Lorsque nous avons démarré cette aventure en 2003, nous avons fait partie de ceux qui se sont rapprochés des institutions afin que nos médias soient non seulement en règle mais en position de contribuer aux droits reversés aux Auteurs / Compositeurs diffusés. La Grosse Radio a cofondé une association de webradios "France Webradios" avec une dizaines de consoeurs dans le but de proposer un seul interlocuteurs aux organismes de rétributions des droits. C'est cet organisme (en la personne de son président de l'époque, Sébastien Petit, secondé par son vice-président, un certain Mallis) qui a obtenu la rédaction de contrats sur mesure pour les webradios par la Sacem, la SCPP et la SPPF, contrats toujours valables aujourd'hui.
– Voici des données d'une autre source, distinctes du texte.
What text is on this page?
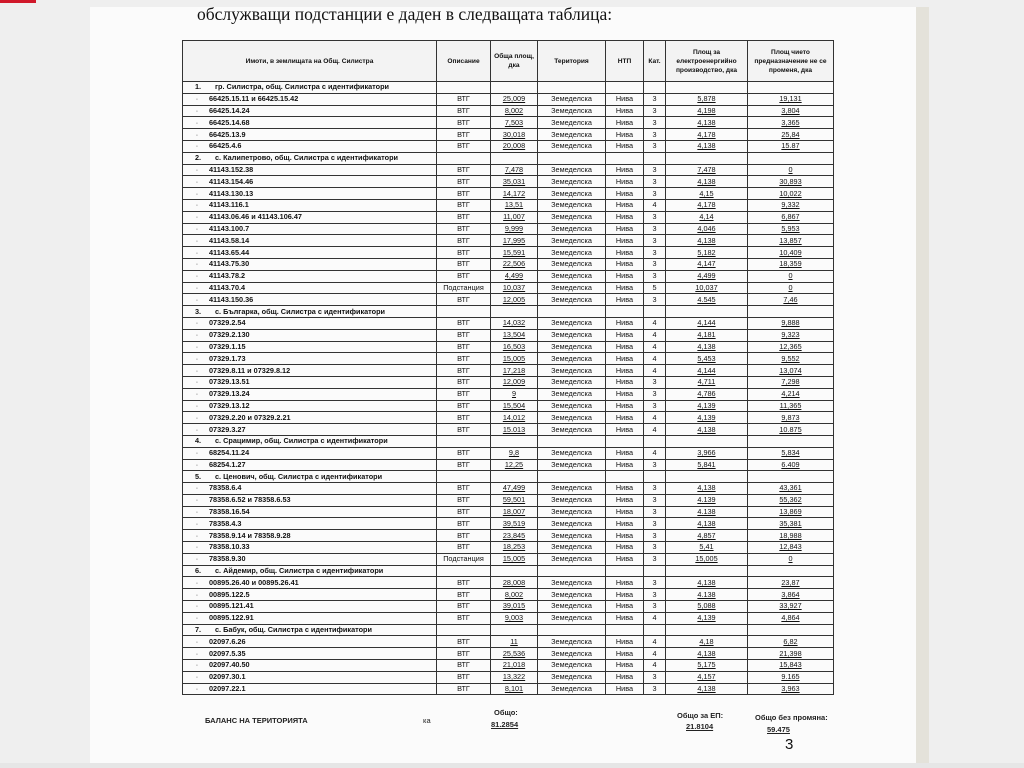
обслужващи подстанции е даден в следващата таблица:
Имоти, в землищата на Общ. Силистра	Описание	Обща площ, дка	Територия	НТП	Кат.	Площ за електроенергийно производство, дка	Площ чието предназначение не се променя, дка
1. гр. Силистра, общ. Силистра с идентификатори							
· 66425.15.11 и 66425.15.42	ВТГ	25,009	Земеделска	Нива	3	5,878	19,131
· 66425.14.24	ВТГ	8,002	Земеделска	Нива	3	4,198	3,804
· 66425.14.68	ВТГ	7,503	Земеделска	Нива	3	4,138	3,365
· 66425.13.9	ВТГ	30,018	Земеделска	Нива	3	4,178	25,84
· 66425.4.6	ВТГ	20,008	Земеделска	Нива	3	4,138	15.87
2. с. Калипетрово, общ. Силистра с идентификатори							
· 41143.152.38	ВТГ	7,478	Земеделска	Нива	3	7,478	0
· 41143.154.46	ВТГ	35,031	Земеделска	Нива	3	4,138	30,893
· 41143.130.13	ВТГ	14,172	Земеделска	Нива	3	4,15	10,022
· 41143.116.1	ВТГ	13,51	Земеделска	Нива	4	4,178	9,332
· 41143.06.46 и 41143.106.47	ВТГ	11,007	Земеделска	Нива	3	4,14	6,867
· 41143.100.7	ВТГ	9,999	Земеделска	Нива	3	4,046	5,953
· 41143.58.14	ВТГ	17,995	Земеделска	Нива	3	4,138	13,857
· 41143.65.44	ВТГ	15,591	Земеделска	Нива	3	5,182	10,409
· 41143.75.30	ВТГ	22,506	Земеделска	Нива	3	4,147	18,359
· 41143.78.2	ВТГ	4,499	Земеделска	Нива	3	4,499	0
· 41143.70.4	Подстанция	10,037	Земеделска	Нива	5	10,037	0
· 41143.150.36	ВТГ	12,005	Земеделска	Нива	3	4.545	7,46
3. с. Българка, общ. Силистра с идентификатори							
· 07329.2.54	ВТГ	14,032	Земеделска	Нива	4	4,144	9,888
· 07329.2.130	ВТГ	13,504	Земеделска	Нива	4	4,181	9,323
· 07329.1.15	ВТГ	16,503	Земеделска	Нива	4	4,138	12,365
· 07329.1.73	ВТГ	15,005	Земеделска	Нива	4	5,453	9,552
· 07329.8.11 и 07329.8.12	ВТГ	17,218	Земеделска	Нива	4	4,144	13,074
· 07329.13.51	ВТГ	12,009	Земеделска	Нива	3	4,711	7,298
· 07329.13.24	ВТГ	9	Земеделска	Нива	3	4,786	4,214
· 07329.13.12	ВТГ	15,504	Земеделска	Нива	3	4,139	11,365
· 07329.2.20 и 07329.2.21	ВТГ	14,012	Земеделска	Нива	4	4,139	9,873
· 07329.3.27	ВТГ	15.013	Земеделска	Нива	4	4,138	10.875
4. с. Срацимир, общ. Силистра с идентификатори							
· 68254.11.24	ВТГ	9,8	Земеделска	Нива	4	3,966	5,834
· 68254.1.27	ВТГ	12,25	Земеделска	Нива	3	5,841	6.409
5. с. Ценович, общ. Силистра с идентификатори							
· 78358.6.4	ВТГ	47,499	Земеделска	Нива	3	4,138	43,361
· 78358.6.52 и 78358.6.53	ВТГ	59,501	Земеделска	Нива	3	4.139	55,362
· 78358.16.54	ВТГ	18,007	Земеделска	Нива	3	4.138	13,869
· 78358.4.3	ВТГ	39,519	Земеделска	Нива	3	4,138	35,381
· 78358.9.14 и 78358.9.28	ВТГ	23,845	Земеделска	Нива	3	4,857	18,988
· 78358.10.33	ВТГ	18,253	Земеделска	Нива	3	5,41	12,843
· 78358.9.30	Подстанция	15,005	Земеделска	Нива	3	15,005	0
6. с. Айдемир, общ. Силистра с идентификатори							
· 00895.26.40 и 00895.26.41	ВТГ	28,008	Земеделска	Нива	3	4,138	23,87
· 00895.122.5	ВТГ	8,002	Земеделска	Нива	3	4.138	3,864
· 00895.121.41	ВТГ	39,015	Земеделска	Нива	3	5,088	33,927
· 00895.122.91	ВТГ	9,003	Земеделска	Нива	4	4,139	4,864
7. с. Бабук, общ. Силистра с идентификатори							
· 02097.6.26	ВТГ	11	Земеделска	Нива	4	4,18	6,82
· 02097.5.35	ВТГ	25,536	Земеделска	Нива	4	4,138	21,398
· 02097.40.50	ВТГ	21,018	Земеделска	Нива	4	5,175	15,843
· 02097.30.1	ВТГ	13,322	Земеделска	Нива	3	4,157	9.165
· 02097.22.1	ВТГ	8,101	Земеделска	Нива	3	4,138	3,963
БАЛАНС НА ТЕРИТОРИЯТА	ка
Общо:
81.2854
Общо за ЕП:
21.8104
Общо без промяна:
59.475
3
Nous nous sommes toujours battus pour que les tous les artistes diffusés sur nos antennes soient rétribués en fonction de nos diffusions. La Sacem n'étant à l'époque pas capable de faire cette rétribution en fonction des listings, nous avons fini par accepter (en attendant mieux) ce contrat qui prévoyait que nos contributions forfaitaires seraient reverséesau prorata de ce qui était diffusé en FM.
Pour tout vous dire, parmi les webradios adhérentes, seule La Grosse Radio n'était pas d'accord pour signer ce contrat qui ne prévoyait pas cette rétribution "à l'oeuvre diffusée", Le jeu des votes nous a donc contraints à signer, pour avancer sur la légalisation de toutes les webradios signataires, avec en tête que ce point serait un de nos chevaux de bataille, plus tard.
Tableau des forfaits "webradios" en 2007
En septembre 2011, la Sacem nous annonce, à nous, La Grosse Radio (France Webradios n'existe alors plus pour des raisons qui n'ont rien à voir avec notre sujet), enfin, qu'elle s'était organisée pour proposer une rétribution des artistes en fonction des disques réellement diffusés.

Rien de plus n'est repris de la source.